Russia, which supplied about 40% of the European Union’s gas before the February invasion of Ukraine, has said it closed the pipeline because Western sanctions hampered operations. European politicians say this is a pretext and accuse Moscow of using energy as a weapon.

European gas prices have more than doubled since the beginning of the year due to a fall in Russian stocks.

While Russian gas flows to Europe via Ukraine have declined sharply, they have continued.

But the sharp decline in Russian fuel exports, in retaliation for Western sanctions following Moscow’s invasion of Moscow, has left governments struggling to find energy sources, as well as to warn that power outages could happen for fear of a recession.

Germany’s economy is already shrinking and is likely to worsen during the winter months if gas consumption is reduced or rationed, the country’s central bank said Monday. It added that the economy would likely contract even if outright rationing is avoided as companies reduce or halt production.

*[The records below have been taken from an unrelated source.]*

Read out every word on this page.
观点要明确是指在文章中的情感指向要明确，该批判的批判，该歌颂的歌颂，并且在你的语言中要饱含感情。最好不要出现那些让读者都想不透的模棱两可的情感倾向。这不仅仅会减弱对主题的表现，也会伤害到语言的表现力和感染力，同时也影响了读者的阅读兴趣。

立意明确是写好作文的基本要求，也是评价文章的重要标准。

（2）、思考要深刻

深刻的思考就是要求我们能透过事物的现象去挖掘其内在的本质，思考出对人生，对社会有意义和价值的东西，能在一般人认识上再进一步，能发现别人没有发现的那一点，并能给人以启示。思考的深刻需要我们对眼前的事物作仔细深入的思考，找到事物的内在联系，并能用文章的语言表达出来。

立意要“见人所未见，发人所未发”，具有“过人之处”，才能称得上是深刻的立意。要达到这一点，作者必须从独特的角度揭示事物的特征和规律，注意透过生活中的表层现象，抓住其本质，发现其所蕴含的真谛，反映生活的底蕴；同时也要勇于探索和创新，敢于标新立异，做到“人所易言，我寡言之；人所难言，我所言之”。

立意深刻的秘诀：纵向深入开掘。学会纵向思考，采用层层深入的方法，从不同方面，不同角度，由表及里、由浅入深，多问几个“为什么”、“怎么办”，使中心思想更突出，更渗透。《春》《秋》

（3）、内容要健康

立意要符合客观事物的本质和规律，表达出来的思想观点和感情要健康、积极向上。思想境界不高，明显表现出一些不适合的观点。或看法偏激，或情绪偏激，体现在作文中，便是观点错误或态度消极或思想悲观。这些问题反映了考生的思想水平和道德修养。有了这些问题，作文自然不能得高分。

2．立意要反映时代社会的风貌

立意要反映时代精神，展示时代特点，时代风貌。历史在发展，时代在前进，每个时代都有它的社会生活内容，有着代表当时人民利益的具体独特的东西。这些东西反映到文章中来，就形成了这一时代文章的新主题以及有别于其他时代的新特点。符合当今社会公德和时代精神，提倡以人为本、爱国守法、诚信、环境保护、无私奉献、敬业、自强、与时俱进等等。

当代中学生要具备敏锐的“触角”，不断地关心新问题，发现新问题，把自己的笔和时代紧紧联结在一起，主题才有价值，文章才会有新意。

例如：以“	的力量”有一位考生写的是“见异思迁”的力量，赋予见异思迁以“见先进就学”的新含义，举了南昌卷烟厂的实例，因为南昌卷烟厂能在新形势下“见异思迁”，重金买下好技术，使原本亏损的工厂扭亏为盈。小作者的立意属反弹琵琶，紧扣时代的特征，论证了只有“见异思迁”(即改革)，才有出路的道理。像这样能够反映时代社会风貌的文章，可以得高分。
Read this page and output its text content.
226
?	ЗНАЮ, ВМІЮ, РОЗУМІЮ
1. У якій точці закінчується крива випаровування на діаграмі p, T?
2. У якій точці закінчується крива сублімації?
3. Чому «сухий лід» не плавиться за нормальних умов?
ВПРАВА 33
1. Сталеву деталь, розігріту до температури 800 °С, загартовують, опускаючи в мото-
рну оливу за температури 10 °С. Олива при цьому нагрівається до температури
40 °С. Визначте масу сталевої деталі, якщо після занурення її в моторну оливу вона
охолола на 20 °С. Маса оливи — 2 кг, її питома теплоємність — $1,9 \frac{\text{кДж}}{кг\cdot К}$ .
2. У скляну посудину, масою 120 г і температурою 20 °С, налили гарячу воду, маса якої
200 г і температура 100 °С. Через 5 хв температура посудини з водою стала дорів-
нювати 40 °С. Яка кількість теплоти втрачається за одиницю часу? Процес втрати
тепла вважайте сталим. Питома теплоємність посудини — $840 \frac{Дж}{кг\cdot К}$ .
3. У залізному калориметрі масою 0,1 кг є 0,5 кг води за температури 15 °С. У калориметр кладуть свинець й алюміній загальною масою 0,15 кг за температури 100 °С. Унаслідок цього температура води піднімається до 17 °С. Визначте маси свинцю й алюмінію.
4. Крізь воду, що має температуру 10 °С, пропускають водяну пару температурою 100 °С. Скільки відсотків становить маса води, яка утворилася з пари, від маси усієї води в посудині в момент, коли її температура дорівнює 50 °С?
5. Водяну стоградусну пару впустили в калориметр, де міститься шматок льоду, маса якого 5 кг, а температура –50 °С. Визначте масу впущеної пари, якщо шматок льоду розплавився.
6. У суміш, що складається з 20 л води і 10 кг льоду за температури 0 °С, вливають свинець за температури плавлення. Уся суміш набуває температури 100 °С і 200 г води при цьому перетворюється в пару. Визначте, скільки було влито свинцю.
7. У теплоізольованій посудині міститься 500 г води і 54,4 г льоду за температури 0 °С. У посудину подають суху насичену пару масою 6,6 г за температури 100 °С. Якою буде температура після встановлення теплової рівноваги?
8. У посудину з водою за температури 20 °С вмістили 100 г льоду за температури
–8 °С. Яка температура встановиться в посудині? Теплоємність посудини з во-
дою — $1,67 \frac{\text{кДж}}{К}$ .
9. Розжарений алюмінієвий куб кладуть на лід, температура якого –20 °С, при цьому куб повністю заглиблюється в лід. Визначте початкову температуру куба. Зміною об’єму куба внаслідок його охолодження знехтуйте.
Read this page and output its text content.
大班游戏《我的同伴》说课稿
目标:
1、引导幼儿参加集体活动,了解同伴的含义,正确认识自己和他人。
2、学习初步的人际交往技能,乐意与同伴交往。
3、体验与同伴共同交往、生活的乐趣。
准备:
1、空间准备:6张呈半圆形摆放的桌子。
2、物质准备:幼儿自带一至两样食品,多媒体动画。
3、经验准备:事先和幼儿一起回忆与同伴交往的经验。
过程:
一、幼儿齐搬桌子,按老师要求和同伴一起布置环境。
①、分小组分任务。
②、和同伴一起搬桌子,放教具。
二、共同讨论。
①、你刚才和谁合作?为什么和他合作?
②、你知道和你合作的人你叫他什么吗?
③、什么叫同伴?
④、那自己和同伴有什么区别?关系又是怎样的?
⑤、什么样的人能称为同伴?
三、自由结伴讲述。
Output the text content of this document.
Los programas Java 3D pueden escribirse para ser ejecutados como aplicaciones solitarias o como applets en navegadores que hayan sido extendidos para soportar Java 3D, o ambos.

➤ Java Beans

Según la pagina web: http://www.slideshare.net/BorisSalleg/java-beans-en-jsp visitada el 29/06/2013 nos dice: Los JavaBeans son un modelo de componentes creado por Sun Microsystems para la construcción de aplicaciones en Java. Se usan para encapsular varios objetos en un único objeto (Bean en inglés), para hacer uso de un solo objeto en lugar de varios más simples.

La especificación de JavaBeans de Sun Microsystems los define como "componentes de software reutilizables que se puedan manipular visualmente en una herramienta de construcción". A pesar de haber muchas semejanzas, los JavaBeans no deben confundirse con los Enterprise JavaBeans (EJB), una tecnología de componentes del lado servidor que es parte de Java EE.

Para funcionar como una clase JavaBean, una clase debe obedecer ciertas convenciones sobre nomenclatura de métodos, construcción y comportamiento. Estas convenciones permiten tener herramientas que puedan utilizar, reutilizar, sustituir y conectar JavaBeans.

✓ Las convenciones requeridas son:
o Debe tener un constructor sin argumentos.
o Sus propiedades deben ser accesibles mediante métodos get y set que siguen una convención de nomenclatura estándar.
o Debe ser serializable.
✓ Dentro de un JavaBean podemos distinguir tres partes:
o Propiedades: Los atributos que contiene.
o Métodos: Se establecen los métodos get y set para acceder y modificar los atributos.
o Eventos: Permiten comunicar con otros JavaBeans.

In France, natural gas exports to Germany could begin around October 10, the head of France’s CRE energy regulator said, following an announcement by President Emmanuel Macron that the two EU neighbors would help each other with electricity and gas flows during the crisis.

“Gas (until now) only flowed from Germany to France, so we didn’t have the technical tools to reverse the flows and we didn’t even have a method to regulate prices,” CRE chief Emmanuelle Wargon told franceinfo radio .


While French energy group EDF is in a rush to repair corrosion-stricken nuclear reactors, “exceptional” measures could include local power cuts this winter if winter is cold and EDF’s plans are delayed, Wargon said. read more

“But there will be no gas cuts for households. Never,” she said.

Spain’s Industry Minister Reyes Maroto said requiring energy-intensive businesses to close during consumption peaks this winter is an option on the table if necessary.

The companies would be financially compensated, she said in an interview with Spain’s Europa Press news agency, adding that there is now no need to impose such closures.

And Finns were warned to be prepared for power outages. read more

“Due to major uncertainties, Finns must be prepared for power outages due to a possible power shortage in the coming winter,” says national grid operator Fingrid.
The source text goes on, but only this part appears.